The Muscular Dystrophy Association (MDA)’s Venture Philanthropy arm has injected $1.2 million into Valerion Therapeutics’ myotubular myopathy (MTM) pipeline, funding the firm to continue its development of an experimental treatment, 3E10Fv-MTM1, which uses a cell-penetrating antibody to deliver myotubularin to muscle fibers.
Valerion’s 3E10Fv-MTM1 has shown promise in preclinical studies in which mice administered the experimental drug showed improved muscle strength, function, and structure.
MDA said the funds will allow Valerion to continue testing 3E10Fv-MTM1 in mice and work toward pharmaceutical-grade development.
“We are interested in this technology because it may provide a novel method of delivering proteins to muscle,” Jane Larkindale, vp of research at MDA, said in a statement. “In January, the company published data that showed that the technology allowed the protein to get into the muscles of a mouse model of the disease, where it had a positive effect on the disease course.
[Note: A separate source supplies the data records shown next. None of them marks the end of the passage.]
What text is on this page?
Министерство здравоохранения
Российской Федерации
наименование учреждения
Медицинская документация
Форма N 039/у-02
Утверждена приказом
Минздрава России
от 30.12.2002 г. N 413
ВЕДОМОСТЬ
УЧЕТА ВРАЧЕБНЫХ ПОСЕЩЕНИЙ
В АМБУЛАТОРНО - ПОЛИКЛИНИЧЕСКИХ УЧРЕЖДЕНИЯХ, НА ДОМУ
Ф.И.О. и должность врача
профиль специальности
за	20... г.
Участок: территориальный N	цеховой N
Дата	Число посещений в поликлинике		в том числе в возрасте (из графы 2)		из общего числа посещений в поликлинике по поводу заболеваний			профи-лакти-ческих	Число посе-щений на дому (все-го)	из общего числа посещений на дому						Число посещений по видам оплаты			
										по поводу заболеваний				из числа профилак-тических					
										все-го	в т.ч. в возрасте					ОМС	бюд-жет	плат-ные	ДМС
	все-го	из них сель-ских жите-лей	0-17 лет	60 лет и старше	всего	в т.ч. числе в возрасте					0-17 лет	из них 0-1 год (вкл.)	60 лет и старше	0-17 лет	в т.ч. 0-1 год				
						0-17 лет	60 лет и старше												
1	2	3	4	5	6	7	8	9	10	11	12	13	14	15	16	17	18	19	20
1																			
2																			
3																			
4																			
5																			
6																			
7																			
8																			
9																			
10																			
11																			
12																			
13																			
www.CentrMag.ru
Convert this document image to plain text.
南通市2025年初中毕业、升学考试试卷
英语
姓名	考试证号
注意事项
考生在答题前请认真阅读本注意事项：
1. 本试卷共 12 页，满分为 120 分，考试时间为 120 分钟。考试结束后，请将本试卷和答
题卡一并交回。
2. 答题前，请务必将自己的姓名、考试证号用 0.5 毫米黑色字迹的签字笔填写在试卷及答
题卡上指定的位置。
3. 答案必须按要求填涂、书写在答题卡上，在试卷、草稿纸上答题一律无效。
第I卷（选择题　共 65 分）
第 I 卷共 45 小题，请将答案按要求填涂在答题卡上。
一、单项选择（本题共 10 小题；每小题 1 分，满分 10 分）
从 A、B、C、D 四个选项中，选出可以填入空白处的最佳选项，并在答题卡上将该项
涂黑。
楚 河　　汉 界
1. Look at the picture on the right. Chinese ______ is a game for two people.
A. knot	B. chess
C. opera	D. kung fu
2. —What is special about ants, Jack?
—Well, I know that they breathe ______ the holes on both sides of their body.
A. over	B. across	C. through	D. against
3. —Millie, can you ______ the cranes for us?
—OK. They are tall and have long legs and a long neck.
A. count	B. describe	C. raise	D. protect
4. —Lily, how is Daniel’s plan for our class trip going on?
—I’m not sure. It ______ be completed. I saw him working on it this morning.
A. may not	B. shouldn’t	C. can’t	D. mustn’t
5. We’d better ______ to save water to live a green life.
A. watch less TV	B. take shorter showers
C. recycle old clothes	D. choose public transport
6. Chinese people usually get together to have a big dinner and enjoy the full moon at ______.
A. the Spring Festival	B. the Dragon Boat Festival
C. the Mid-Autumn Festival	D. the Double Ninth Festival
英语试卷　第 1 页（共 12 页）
It also may be able to be applied to other proteins for other diseases in MDA’s program.”
Added Valerion’s Dustin Armstrong, Ph.D., vp of research: “This preclinical funding will advance testing of our myotubular myopathy product candidate and further validate the potential of our therapeutic platform. Valerion is committed to utilizing our antibody-based delivery system to target genetic diseases, and our partnership with MDA provides additional encouragement for addressing these neuromuscular disorders with high unmet need.”